|
|
|
|
|
by jcranmer
812 days ago
|
|
Here's my issue with decompilers: I don't want to look at assembly code. I'd rather see expression trees, expressed in C-like syntax, than trying to piece together variables from two-address or three-address instructions. Looking at assembly tends to lead to brain farts like "wait, was the first or second operand the output operand?" (really, fuck AT&T syntax) or "wait, does ja implement ugt or sgt?" So that means I want to look at something vaguely C-like. But the problem is that the C type system is too powerful for decompilers to robustly lift to, and the resulting code is generally at best filled with distractions of wait-I-can-fix-this excessive casting and at worst just wrong. And when it's wrong, I have to resort to staring at the assembly, which (for Ghidra at least) means throwing away a lot of the notes I've accumulated because they don't correlate back to underlying assembly. So what I really want isn't something that can emit recompilable C code, that's optimizing for something that doesn't help me in the end. What I want is robust decompilation to something that lets me ignore the assembly entirely. I'm a compiler writer, I can handle a language where integers aren't signed but the operands are. |
|
Our goal is: omit all the casts that can be omitted without changing the semantics according to C. In fact, we have a PR doing exactly this (still on the old repo, hopefully it will go in soon).

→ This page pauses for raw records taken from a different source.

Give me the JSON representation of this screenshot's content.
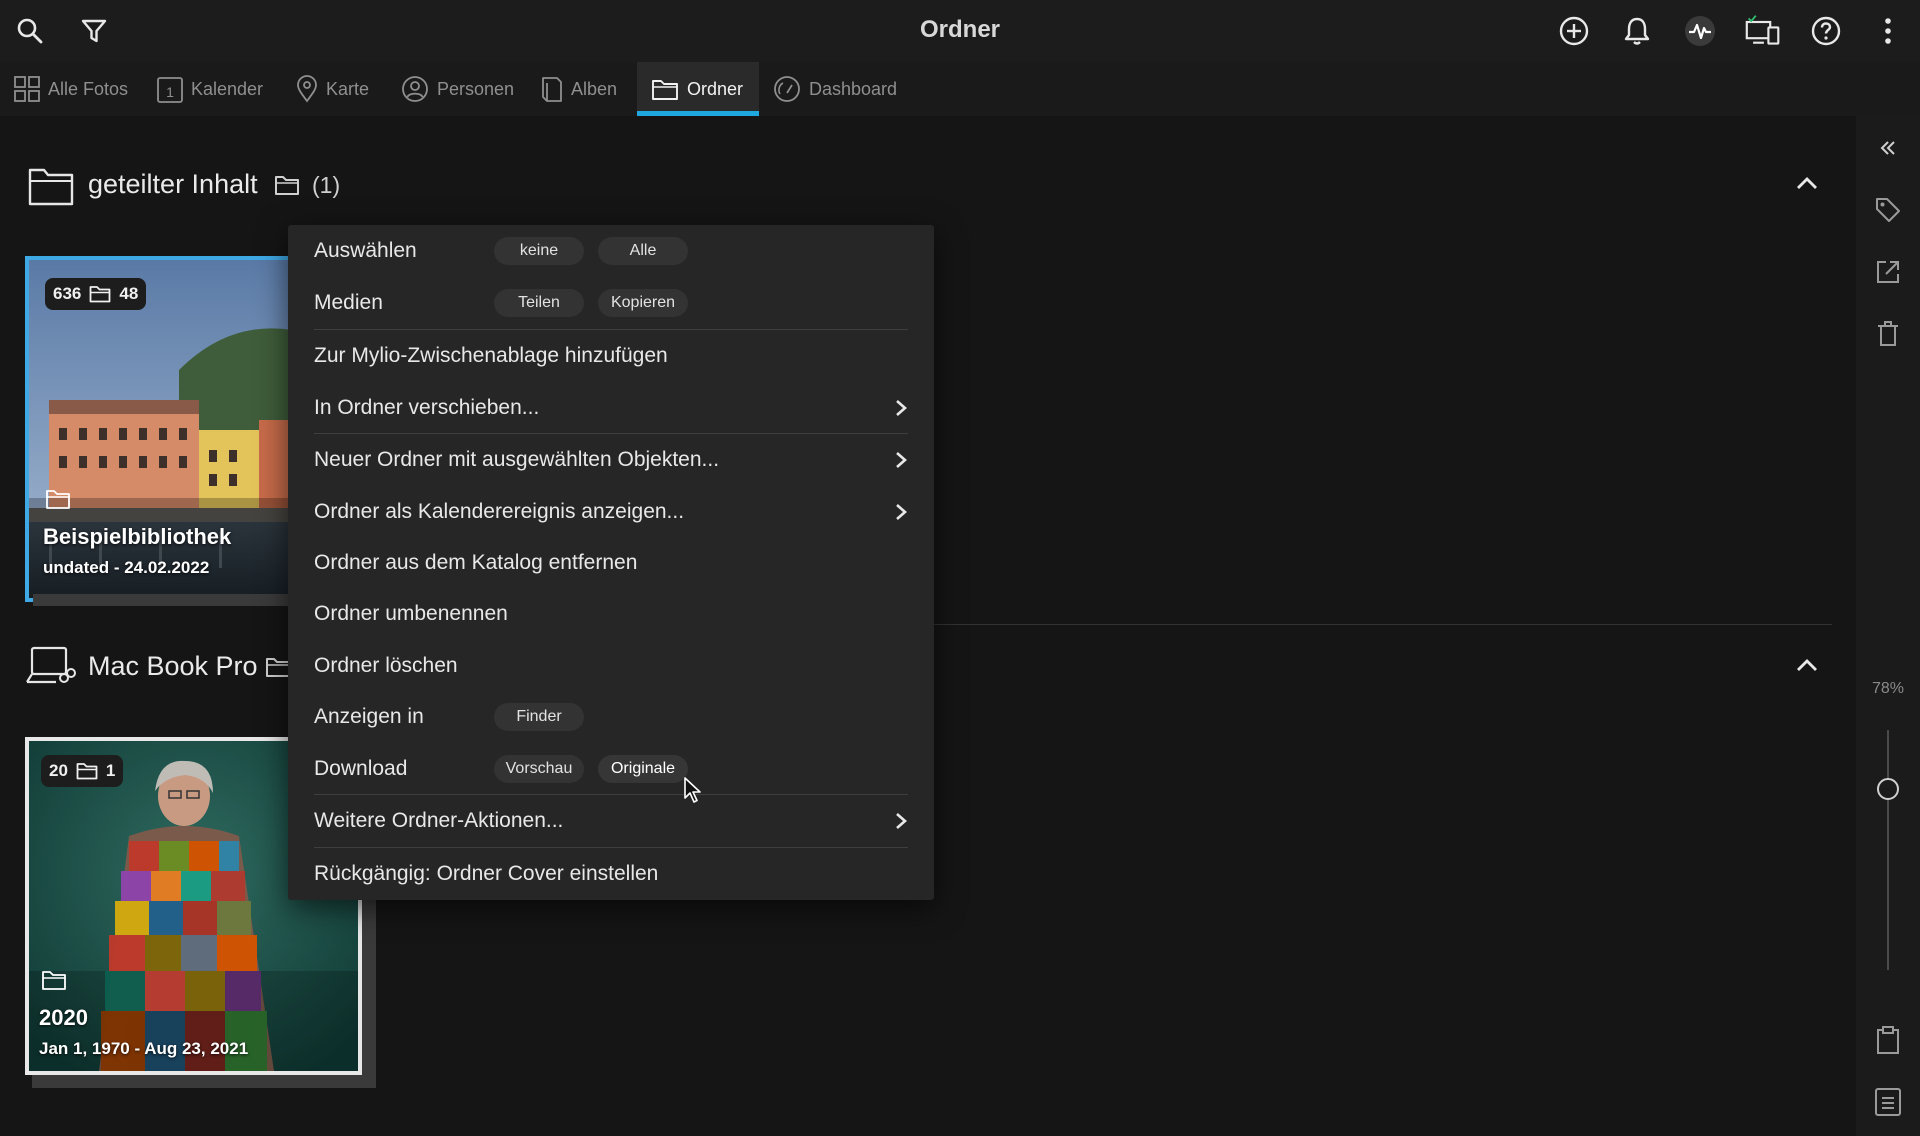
{
  "app": {
    "title": "Ordner"
  },
  "tabs": [
    {
      "label": "Alle Fotos",
      "icon": "grid-icon"
    },
    {
      "label": "Kalender",
      "icon": "calendar-icon"
    },
    {
      "label": "Karte",
      "icon": "map-pin-icon"
    },
    {
      "label": "Personen",
      "icon": "person-icon"
    },
    {
      "label": "Alben",
      "icon": "album-icon"
    },
    {
      "label": "Ordner",
      "icon": "folder-icon",
      "active": true
    },
    {
      "label": "Dashboard",
      "icon": "gauge-icon"
    }
  ],
  "sections": [
    {
      "title": "geteilter Inhalt",
      "count": "(1)"
    },
    {
      "title": "Mac Book Pro"
    }
  ],
  "cards": [
    {
      "photos": "636",
      "folders": "48",
      "name": "Beispielbibliothek",
      "date": "undated - 24.02.2022"
    },
    {
      "photos": "20",
      "folders": "1",
      "name": "2020",
      "date": "Jan 1, 1970 - Aug 23, 2021"
    }
  ],
  "menu": {
    "select_label": "Auswählen",
    "select_none": "keine",
    "select_all": "Alle",
    "media_label": "Medien",
    "media_share": "Teilen",
    "media_copy": "Kopieren",
    "add_clipboard": "Zur Mylio-Zwischenablage hinzufügen",
    "move_to_folder": "In Ordner verschieben...",
    "new_folder": "Neuer Ordner mit ausgewählten Objekten...",
    "show_calendar": "Ordner als Kalenderereignis anzeigen...",
    "remove_catalog": "Ordner aus dem Katalog entfernen",
    "rename": "Ordner umbenennen",
    "delete": "Ordner löschen",
    "show_in_label": "Anzeigen in",
    "show_in_finder": "Finder",
    "download_label": "Download",
    "download_preview": "Vorschau",
    "download_originals": "Originale",
    "more_actions": "Weitere Ordner-Aktionen...",
    "undo": "Rückgängig: Ordner Cover einstellen"
  },
  "sidebar": {
    "zoom": "78%"
  },
  "colors": {
    "accent": "#1fa8e0",
    "background": "#151515",
    "menu": "#262626"
  }
}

But, how can you expect to be able to be strict with what C allows you to do implicitly, if you're not even emitting valid C? For instance, thanks to the fact that we emit valid C, we could test if the assembly emitted by a compiler is the same before and after removing redundant casts.
My point is that emitting valid C is kind of a prerequisite for what you're asking, a rather low bar to pass, but that, in practice, no mainstream decompiler passes. It's pretty obvious the decompiled code will often be redundant and outright wrong if you don't even guarantee it's syntactically valid. Then clearly it's not a panacea, but it's an important design criterion and shows the direction we want to go.
As for comments: we still haven't implemented inline comments, but they will be attached to program addresses, so they will be available both in disassembly and decompiled C. It's not very hard to do, but that needs some love.